JFC, make it stop. The issue is not theoretically being able to get a return from a group of tanks at 25 miles distance. The issue is being able to differentiate that return from a pile of rocks, some bushes, and everything else in the area. All radar tells you is that there is surface area that is looking back at you. That surface area could be anything.
You would need line of sight to the tanks, anyway, which is unlikely at distances of 25 miles anywhere that has sufficient foliage, especially trees, or even mild hills. This is yet another reason why radar, and especially radar distance, is so irrelevant on low altitude attack aircraft.
But whatever. It’s not ideal, but at least they’ve managed to find some role for these attack helicopters. I’m sure at this point they’ll be mass producing them, something like 1,000 per month would be a good start.
The contract for the first batch of 30 Ka-52Ms for the Russian Aerospace Forces was signed on August 24, 2021, during the Army-2021 forum; 15 helicopters were to be delivered in 2022 and 15 in 2023.
Actually they’re making 15. In a year.
It’s likely this contract has already been fulfilled. During the next Army-2022 forum, the Russian Ministry of Defense placed another order for an unknown number of Ka-52Ms. In July 2023, the Russian Minister of Defense Sergei Shoigu said that deliveries of the Ka-52 in 2023 “have doubled” compared to 2022, i.e. amounting to approximately 30 helicopters, if true.
There are unconfirmed rumours that they’ve doubled the yearly helicopter deliveries to thirty.
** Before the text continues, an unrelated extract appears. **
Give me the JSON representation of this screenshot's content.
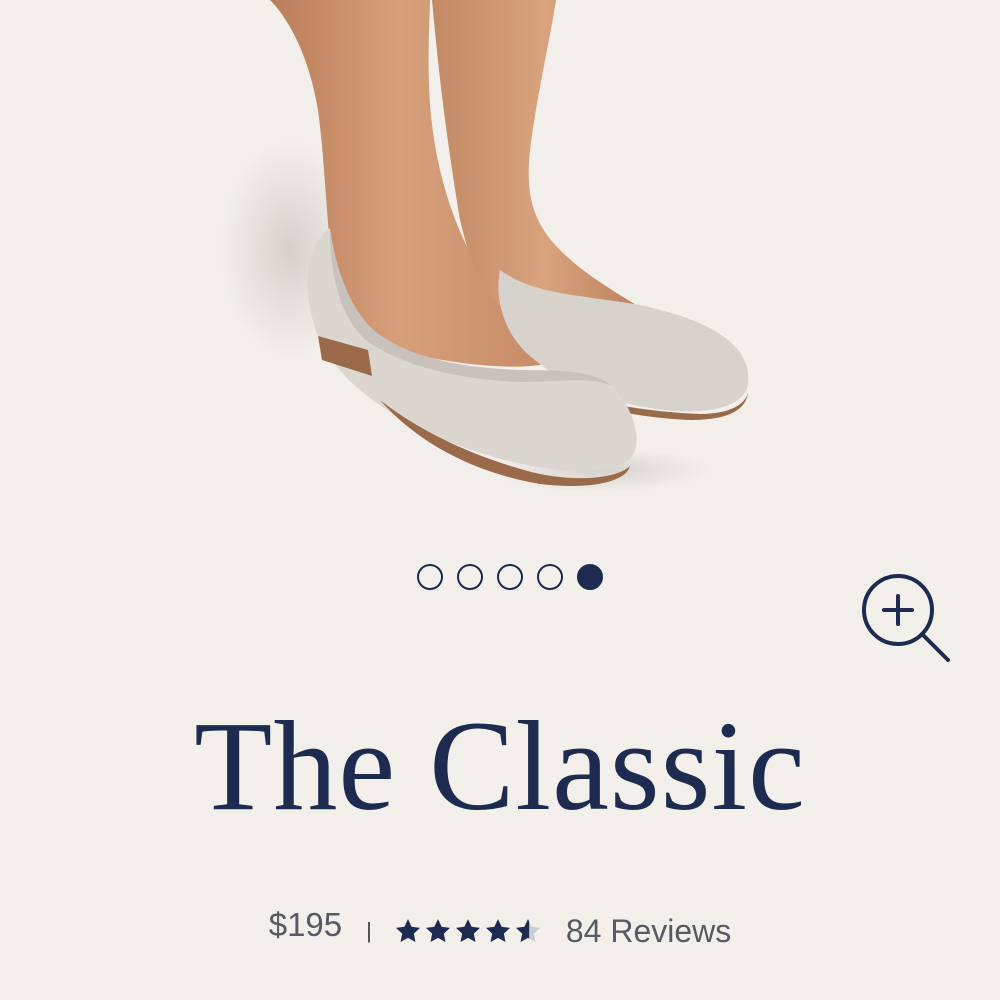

This reminds me of Microsoft Teams, where they realized the performance was 1/1000th what it should have been, so they… doubled it. Russia, we’re going to need at least three times more attack aircraft.
It is downright comical how lackadaisical the Russian Military Industrial Complex is. Luckily, the US MIC, which used to be parasitical but decently competent, has decided that competency is Aryan Supremacy, and holocausted that out of its ranks for good.
WW3 may be hell, but it’ll also probably have its moments of levity.
A deeply idiotic piece that does not understand the operational role of CAS, helis, Soviet or modernized Russian doctrine, the nature of the war in Ukraine or the larger geostrategic situation that influences military organization
I’m sure you felt very intelligent typing that out.